他方,国際収支は好調で経常収支は59億ドルの黒字を計上する見込みである。
(c) 外交面では政治危機のためもあり,NATO戦域核近代化の決定(12月)を除き特記すべき動きはなかつた。
(ホ) その他
3月スペインにおいて新憲法下で初の総選挙が実施され,スペインの民主化が緒についた。5月フィンランドでは,コイヴィストを首班とする中道左派連立内閣が成立し,更に6月には,オーストリア,9月にはスウェーデン,10月デンマーク及びスイス,12月ポルトガルでそれぞれ総選挙があり,オーストリアでは社会党が政権を維持したが,スウェーデンでは非社会主義3党連立内閣,デンマークでは社民党少数単独内閣,ポルトガルでは中道右派を主流とする内閣が成立した。5月ギリシャのEC加盟条約が署名された。
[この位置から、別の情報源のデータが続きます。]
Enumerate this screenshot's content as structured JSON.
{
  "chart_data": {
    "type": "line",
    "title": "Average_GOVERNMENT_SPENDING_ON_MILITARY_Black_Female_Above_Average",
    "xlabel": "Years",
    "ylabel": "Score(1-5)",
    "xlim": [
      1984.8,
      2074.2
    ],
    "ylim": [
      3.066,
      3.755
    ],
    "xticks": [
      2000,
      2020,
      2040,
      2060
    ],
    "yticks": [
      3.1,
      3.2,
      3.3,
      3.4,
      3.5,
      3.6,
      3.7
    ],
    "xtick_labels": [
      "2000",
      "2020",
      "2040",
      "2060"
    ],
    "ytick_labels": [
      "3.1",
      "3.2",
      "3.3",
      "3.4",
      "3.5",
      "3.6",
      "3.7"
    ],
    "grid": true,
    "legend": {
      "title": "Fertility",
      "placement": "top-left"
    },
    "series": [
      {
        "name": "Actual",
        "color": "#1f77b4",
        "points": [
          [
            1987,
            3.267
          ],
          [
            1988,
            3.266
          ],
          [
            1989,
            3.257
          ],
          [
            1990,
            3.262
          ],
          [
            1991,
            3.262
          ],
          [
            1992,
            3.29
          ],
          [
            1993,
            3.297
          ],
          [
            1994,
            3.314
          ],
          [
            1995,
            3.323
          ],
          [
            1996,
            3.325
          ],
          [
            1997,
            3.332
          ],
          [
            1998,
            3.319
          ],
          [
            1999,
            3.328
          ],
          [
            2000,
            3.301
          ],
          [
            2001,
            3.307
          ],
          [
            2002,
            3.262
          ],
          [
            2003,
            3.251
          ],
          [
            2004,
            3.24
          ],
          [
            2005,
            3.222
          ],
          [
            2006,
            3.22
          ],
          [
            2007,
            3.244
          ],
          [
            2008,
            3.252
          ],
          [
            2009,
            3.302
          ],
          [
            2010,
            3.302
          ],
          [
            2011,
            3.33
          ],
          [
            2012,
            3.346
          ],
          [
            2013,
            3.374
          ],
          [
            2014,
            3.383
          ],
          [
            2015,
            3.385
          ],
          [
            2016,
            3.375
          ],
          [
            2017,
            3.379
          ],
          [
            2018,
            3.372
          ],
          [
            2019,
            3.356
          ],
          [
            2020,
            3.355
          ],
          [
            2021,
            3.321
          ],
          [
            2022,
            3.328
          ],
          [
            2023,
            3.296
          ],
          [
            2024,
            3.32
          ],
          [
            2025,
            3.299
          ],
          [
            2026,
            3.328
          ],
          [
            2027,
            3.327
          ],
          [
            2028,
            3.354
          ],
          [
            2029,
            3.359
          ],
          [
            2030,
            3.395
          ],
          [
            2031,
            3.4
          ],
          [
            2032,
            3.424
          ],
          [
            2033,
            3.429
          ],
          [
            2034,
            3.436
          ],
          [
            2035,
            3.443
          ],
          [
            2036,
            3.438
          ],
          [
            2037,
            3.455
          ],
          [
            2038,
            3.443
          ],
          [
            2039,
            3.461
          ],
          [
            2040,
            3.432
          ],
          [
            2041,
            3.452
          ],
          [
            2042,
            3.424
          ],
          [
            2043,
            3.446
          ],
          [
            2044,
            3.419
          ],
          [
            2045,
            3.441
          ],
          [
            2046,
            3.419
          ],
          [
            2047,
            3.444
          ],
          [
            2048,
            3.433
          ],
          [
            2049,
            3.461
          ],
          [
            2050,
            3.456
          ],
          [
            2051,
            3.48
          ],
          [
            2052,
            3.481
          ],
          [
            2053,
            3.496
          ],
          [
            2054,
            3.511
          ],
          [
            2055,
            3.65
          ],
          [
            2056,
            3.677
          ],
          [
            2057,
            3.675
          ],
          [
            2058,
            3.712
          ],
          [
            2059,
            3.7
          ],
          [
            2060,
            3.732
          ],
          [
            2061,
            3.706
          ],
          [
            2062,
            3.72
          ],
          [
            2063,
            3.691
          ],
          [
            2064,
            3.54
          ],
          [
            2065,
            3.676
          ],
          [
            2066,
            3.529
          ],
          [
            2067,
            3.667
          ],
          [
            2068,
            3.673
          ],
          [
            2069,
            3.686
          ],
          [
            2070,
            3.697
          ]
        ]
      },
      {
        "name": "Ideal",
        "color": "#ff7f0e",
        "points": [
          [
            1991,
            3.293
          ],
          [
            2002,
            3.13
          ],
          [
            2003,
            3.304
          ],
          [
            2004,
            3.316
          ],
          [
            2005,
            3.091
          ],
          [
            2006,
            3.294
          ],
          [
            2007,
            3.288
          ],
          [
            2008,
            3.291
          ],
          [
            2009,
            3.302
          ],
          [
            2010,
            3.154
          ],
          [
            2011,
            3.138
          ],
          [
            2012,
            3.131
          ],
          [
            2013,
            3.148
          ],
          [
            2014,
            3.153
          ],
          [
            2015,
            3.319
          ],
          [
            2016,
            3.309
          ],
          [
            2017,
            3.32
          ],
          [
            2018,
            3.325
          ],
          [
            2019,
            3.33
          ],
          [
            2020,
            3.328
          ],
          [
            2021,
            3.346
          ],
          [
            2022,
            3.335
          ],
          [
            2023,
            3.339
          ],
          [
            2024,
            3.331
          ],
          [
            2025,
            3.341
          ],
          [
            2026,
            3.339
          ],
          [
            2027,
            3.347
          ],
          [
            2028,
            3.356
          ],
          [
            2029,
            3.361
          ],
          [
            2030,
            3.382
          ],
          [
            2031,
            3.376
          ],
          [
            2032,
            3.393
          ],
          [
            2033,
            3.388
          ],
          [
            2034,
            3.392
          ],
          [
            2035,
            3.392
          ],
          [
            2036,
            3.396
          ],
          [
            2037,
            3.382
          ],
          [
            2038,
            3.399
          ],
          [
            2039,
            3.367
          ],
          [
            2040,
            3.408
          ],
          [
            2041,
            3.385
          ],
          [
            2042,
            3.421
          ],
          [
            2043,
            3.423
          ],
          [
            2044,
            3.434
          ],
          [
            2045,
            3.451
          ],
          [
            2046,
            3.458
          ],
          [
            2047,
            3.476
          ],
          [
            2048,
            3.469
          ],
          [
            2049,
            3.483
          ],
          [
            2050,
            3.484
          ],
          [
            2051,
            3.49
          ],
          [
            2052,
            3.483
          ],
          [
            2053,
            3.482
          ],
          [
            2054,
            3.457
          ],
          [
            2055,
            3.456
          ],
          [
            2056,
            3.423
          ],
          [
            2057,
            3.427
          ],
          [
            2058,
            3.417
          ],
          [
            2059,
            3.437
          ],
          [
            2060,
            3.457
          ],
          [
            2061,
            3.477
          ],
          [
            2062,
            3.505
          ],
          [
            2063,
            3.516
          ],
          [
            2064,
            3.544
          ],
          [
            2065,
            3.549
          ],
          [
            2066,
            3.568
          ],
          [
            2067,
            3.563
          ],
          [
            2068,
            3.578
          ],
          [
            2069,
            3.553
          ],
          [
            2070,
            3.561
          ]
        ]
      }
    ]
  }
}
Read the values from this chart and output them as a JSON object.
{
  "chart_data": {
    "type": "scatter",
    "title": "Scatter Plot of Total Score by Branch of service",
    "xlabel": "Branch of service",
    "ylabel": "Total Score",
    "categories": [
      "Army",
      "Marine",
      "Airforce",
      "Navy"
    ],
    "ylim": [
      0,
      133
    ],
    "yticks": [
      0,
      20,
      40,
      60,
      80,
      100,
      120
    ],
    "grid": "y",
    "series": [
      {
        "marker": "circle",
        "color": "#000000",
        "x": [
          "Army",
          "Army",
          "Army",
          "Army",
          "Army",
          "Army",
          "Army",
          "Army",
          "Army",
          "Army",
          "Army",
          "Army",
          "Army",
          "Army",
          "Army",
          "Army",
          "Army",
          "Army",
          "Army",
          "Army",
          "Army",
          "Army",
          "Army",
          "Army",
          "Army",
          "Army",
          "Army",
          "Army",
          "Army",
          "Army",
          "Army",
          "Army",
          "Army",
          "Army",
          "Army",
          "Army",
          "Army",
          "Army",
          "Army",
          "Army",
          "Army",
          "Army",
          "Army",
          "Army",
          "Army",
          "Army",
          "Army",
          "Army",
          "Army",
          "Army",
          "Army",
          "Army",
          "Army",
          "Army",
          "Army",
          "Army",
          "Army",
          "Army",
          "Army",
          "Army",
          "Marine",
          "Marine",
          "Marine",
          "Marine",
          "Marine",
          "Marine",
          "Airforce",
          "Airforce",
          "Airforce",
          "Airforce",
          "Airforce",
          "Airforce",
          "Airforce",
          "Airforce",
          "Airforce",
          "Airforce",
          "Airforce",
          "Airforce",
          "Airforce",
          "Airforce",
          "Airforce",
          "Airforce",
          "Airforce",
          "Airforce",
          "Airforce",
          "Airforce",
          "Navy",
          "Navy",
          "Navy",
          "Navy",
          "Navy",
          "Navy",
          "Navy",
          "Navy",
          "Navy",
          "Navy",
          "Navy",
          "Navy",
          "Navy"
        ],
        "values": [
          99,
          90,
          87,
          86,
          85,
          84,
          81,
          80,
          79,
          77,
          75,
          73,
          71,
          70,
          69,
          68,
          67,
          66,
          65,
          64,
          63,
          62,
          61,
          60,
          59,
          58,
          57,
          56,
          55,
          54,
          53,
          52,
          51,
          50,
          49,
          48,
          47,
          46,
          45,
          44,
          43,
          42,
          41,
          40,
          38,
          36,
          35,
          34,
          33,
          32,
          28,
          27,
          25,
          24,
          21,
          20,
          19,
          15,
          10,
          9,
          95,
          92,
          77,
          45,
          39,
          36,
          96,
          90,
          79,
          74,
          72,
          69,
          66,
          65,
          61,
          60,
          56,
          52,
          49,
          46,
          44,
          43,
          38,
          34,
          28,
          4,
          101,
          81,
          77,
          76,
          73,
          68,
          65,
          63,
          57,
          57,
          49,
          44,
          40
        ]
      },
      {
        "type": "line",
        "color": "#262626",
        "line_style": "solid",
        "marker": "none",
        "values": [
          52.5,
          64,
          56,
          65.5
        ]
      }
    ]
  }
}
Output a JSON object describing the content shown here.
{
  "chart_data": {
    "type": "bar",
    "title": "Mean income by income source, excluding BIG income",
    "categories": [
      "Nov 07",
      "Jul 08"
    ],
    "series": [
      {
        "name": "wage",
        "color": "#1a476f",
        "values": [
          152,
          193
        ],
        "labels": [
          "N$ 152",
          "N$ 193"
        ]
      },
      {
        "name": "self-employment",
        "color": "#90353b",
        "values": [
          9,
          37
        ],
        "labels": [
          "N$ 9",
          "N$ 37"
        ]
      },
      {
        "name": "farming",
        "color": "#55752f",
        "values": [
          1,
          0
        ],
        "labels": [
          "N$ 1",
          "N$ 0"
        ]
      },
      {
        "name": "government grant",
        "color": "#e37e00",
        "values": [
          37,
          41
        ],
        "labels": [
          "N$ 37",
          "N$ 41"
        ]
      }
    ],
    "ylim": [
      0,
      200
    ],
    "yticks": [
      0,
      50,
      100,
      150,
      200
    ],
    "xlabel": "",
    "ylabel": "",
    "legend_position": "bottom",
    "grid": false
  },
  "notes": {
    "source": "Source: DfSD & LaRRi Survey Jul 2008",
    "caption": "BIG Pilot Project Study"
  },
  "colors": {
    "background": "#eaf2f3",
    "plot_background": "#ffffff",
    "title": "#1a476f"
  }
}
ベルギーにおいては78年12月の総選挙後困難をきわめた連立工作の末,79年4月5党連立のマルテンス内閣が成立した。ルクセンブルグにおいては,79年6月の総選挙の結果,中道右派連立のウェルナー内閣が成立した。
78年10月,第264代目のローマ法王に選出されたヨアンネス・パウルス2世は,79年に入つて積極的に外国を訪問したが,特に6月の祖国ポーランドの訪問の際受けた熱狂的歓迎ぶりは東西の注目を集めた。